As soon as he reached his home, he took off his ring to experiment with it, but he was already sure his instincts were right. He dug through his pouch and found a good-sized broach with an agate he'd taken off one of the road men months before, then he used a word of lesser earth to melt a couple coins into a tiny ingot that he hammered out into a strip. The families that lived above and below him might wonder what in the hell he was doing, but he didn't care.
Instead of worrying about what anyone thought, he berated himself. "Why didn't I put it all together sooner?" he growled. "I smashed that thing. I knew there was nothing else in it!"
Still, for all his recriminations, he was excited as he used a lesser word of earth to embed both of the stones into the ugly strip of silver. It didn't look like much, but it gave him plenty of room to work. Then, before he carved in the runes, he brought up his sketches of the Black Heart and reviewed them.
"So stupid," he mumbled as he reviewed the runes. "If I'd thought to take pictures of this instead of drawing it, I would have seen it long ago."
Simon took a moment to study the power runes, then waved the mirror away, returned to the project at hand, and began scratching the runes for lesser life transfer on one side. Once that was done, he connected it to the runes of powering and then to the agate. That was followed by another set of runes, which seemed to complete the battery circuit.
Simon wasn't sure about that part, and it might require more experimentation, but it certainly made sense. From there, the rest was easy. It was just a line to the symbols of lesser light and then to the citrine. It might have been the most simple and pointless magical item there ever was, but once he was sure that the lines were right, he burned another week of his life with another lesser word of earth to clean up his work and make the grooves deeper.
You could have done this with a chisel and a hammer. He chastised himself. That was true; he could have, and next time, he would, but right now, he needed to know. He needed to know if he'd been chasing his tail for decades on this when the answer was right in front of him the whole time because that's what it felt like.
For a moment, all the problems that having a life force battery could solve flashed before his eyes. If this worked, he could make a weapon with at least a full word of draining, and if he could manage it, a word of greater draining and use those stones to power his spells instead of his own life force. He could figure out how to cast very large spells like he'd done with his youthful transformation without feeding a growing addiction in himself or despoiling the environment. He would be capable of so much more than he was now.

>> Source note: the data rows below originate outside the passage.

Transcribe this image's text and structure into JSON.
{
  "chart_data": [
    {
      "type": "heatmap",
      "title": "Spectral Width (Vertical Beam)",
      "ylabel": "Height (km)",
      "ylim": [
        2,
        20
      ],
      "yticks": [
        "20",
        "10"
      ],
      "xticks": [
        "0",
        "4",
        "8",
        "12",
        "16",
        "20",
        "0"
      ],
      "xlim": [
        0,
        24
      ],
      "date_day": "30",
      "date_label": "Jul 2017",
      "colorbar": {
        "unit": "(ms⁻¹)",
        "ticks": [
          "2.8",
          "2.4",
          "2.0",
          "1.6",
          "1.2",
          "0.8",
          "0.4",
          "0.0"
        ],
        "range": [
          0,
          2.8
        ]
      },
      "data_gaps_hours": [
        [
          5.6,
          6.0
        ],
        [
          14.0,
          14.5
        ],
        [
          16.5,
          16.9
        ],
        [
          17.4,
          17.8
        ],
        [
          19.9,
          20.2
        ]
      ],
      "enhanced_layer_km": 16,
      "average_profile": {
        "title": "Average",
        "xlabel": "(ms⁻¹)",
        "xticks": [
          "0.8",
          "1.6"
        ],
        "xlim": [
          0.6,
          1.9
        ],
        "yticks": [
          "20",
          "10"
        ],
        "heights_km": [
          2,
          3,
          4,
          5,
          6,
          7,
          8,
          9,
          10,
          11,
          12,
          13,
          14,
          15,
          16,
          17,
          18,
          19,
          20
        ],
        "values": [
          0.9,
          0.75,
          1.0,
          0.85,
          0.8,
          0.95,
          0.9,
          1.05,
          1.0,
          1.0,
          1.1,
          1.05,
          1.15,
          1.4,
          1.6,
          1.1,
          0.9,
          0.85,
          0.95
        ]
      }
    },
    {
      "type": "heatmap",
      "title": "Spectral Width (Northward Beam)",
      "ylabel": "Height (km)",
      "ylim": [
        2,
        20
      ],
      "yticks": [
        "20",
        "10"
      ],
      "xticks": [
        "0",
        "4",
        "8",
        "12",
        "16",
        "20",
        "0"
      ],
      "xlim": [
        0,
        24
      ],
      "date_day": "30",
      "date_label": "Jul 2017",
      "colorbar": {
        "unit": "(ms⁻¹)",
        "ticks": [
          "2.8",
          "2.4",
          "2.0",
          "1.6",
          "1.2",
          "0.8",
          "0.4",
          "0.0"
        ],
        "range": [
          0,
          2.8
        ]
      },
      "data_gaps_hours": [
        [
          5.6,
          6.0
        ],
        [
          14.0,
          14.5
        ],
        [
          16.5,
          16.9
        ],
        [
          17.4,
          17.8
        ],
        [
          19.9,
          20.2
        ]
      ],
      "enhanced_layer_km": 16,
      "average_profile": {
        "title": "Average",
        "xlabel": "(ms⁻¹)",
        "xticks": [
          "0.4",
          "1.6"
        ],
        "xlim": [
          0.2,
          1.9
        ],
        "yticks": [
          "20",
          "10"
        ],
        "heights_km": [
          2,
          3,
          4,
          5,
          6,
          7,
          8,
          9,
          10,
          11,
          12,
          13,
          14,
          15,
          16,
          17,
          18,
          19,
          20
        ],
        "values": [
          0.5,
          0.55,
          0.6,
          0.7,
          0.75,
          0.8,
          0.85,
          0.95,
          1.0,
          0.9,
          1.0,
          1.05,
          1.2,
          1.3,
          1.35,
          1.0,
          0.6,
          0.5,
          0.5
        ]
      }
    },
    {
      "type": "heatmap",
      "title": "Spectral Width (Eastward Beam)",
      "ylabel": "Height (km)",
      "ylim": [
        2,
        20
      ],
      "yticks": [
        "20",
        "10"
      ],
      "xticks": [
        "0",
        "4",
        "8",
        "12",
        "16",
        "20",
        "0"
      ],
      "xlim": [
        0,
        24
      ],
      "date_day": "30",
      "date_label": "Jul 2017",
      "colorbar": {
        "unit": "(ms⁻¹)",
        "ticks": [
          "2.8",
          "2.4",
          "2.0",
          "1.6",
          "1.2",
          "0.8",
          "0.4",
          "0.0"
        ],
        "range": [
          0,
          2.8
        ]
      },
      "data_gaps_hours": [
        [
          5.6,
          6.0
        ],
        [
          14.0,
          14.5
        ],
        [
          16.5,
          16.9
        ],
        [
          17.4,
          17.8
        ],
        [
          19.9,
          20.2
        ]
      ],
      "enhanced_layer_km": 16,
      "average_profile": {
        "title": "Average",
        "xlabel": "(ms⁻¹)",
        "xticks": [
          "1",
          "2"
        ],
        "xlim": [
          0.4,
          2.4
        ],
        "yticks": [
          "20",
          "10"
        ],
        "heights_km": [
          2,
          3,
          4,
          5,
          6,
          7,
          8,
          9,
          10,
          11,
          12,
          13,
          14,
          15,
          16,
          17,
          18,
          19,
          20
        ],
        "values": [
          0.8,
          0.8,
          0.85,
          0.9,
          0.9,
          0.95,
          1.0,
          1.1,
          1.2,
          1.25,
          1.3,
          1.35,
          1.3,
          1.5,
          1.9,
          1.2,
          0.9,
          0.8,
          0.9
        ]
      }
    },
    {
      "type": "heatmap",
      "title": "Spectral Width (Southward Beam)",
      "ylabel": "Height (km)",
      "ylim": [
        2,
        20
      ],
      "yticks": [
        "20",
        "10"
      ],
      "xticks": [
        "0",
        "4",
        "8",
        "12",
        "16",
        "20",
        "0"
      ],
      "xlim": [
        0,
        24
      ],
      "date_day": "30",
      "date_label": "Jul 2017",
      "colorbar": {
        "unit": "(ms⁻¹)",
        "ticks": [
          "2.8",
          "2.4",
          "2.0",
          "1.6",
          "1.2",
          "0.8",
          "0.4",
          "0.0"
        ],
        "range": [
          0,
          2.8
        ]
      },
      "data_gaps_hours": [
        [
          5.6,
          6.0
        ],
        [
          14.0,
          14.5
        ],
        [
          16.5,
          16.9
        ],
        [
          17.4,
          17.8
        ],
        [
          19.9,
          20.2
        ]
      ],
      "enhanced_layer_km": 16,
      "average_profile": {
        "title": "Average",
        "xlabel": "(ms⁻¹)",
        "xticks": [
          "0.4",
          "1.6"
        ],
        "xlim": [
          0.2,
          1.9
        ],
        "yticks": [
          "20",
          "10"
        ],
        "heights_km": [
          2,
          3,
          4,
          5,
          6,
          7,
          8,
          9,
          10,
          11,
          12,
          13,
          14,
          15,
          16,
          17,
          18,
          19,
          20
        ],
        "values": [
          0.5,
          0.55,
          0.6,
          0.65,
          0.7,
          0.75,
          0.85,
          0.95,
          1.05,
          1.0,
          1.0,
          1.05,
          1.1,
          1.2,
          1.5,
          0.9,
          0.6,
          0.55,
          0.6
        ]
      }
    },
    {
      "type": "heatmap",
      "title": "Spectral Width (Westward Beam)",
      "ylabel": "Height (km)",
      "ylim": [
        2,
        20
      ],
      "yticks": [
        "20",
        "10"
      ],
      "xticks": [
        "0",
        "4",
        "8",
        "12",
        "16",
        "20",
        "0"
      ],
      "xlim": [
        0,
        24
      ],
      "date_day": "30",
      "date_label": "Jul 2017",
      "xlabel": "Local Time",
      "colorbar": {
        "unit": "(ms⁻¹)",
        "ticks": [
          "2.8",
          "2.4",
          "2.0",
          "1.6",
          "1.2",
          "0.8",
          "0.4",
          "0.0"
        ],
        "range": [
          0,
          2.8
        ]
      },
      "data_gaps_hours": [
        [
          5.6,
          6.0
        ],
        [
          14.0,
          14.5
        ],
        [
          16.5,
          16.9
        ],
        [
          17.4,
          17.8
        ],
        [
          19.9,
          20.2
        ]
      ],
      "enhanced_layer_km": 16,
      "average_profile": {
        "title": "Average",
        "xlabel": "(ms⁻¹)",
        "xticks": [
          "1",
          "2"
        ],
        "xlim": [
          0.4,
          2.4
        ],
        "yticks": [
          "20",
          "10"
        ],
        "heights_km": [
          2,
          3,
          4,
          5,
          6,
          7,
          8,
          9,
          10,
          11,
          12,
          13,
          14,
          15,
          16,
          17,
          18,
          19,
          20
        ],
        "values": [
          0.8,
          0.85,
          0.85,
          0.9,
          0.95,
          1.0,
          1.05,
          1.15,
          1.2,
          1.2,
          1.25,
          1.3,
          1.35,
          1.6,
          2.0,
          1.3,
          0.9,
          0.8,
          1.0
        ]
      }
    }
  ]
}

All of that caused a great deal of anticipation, and for a moment, that was enough to make him hesitate. While he was eager to, he feared disappointment. He needn't have, though.
As he touched the rune of lesser transfer on one side of the strip, he felt the tingle of his life being drained very slightly. That wasn't unexpected. That was what he felt whenever he used a blade powder with his own life. The citrine sprang to life after less than a second, glowing a warm yellow that wasn't so different from a sunny day. That wasn't the exciting part. A circuit like this would always glow the longer he powered it.
The question was whether it would keep glowing when he released it. Simon counted to ten, letting the thing bleed his life force slowly but surely. Then, when he took his hand away, he held his breath and waited, and to his eternal surprise, it kept glowing!
"Yes!" he cheered, remembering to silence himself just before anything incriminating was shouted out.
"I've done it!" he repeated in a whisper. "Now I can make whatever I want."
While that wasn't quite true because he lacked the proper facilities, and he still had no clear idea of how truly complicated circuits such as those that belonged to the magi worked, anything more reasonable was already in his grasp, and he rejoiced at that. It would have been easy to feel stupid about how long it had taken him to figure it out, but instead, he basked in the warm glow of his light as he enjoyed his victory.